Tribuna

La creciente influencia internacional de Marruecos

La expulsión de Francia de África francófona en el Sahel y la pasividad de España en ejercer algún liderazgo en el área han impulsado a Marruecos a tomar la iniciativa, respaldado por los Estados Unidos

Marruecos ocupa una posición privilegiada para ejercer de escudo y control de los movimientos yihadistas salafistas que proliferan en el Sahel, para protegerse y con ello proteger a España y a Europa. Esta función de escudo es especialmente interesante y apreciada por los Estados Unidos, pero poco reconocida y valorada en España, donde vemos a Marruecos potencialmente hostil. Sin embargo, el Islam marroquí es de creencia mayoritaria de rito malaki y sufí, es decir, moderado y pacífico, por lo que las acciones de los sunníes o los chiíes, mayoritarios los primeros en los yihadistas del Sahel y tan conflictivos ambos en Oriente Medio e Irán, les quedan muy lejos y lo muestran en sus posiciones internacionales.

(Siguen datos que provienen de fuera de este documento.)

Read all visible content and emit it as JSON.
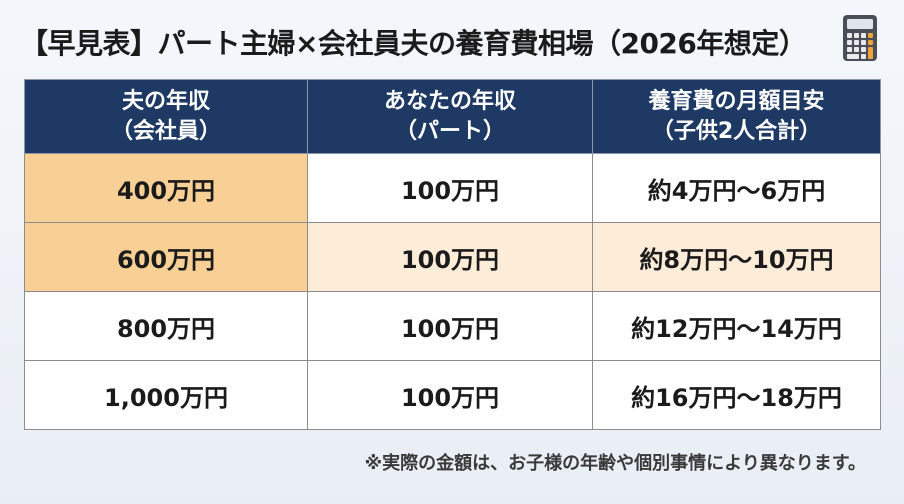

A pesar de la inmigración irregular y la permanente reivindicación sobre Ceuta y Melilla, Washington ve con buenos ojos las posiciones políticas que toma Marruecos, algunas muy complicadas de sostener por un país musulmán, en varios órdenes de la política internacional, particularmente en Oriente Medio y el Sahel. Por ello, Estados Unidos ejerce de moderador de las reivindicaciones de Marruecos, especialmente sobre el Sáhara.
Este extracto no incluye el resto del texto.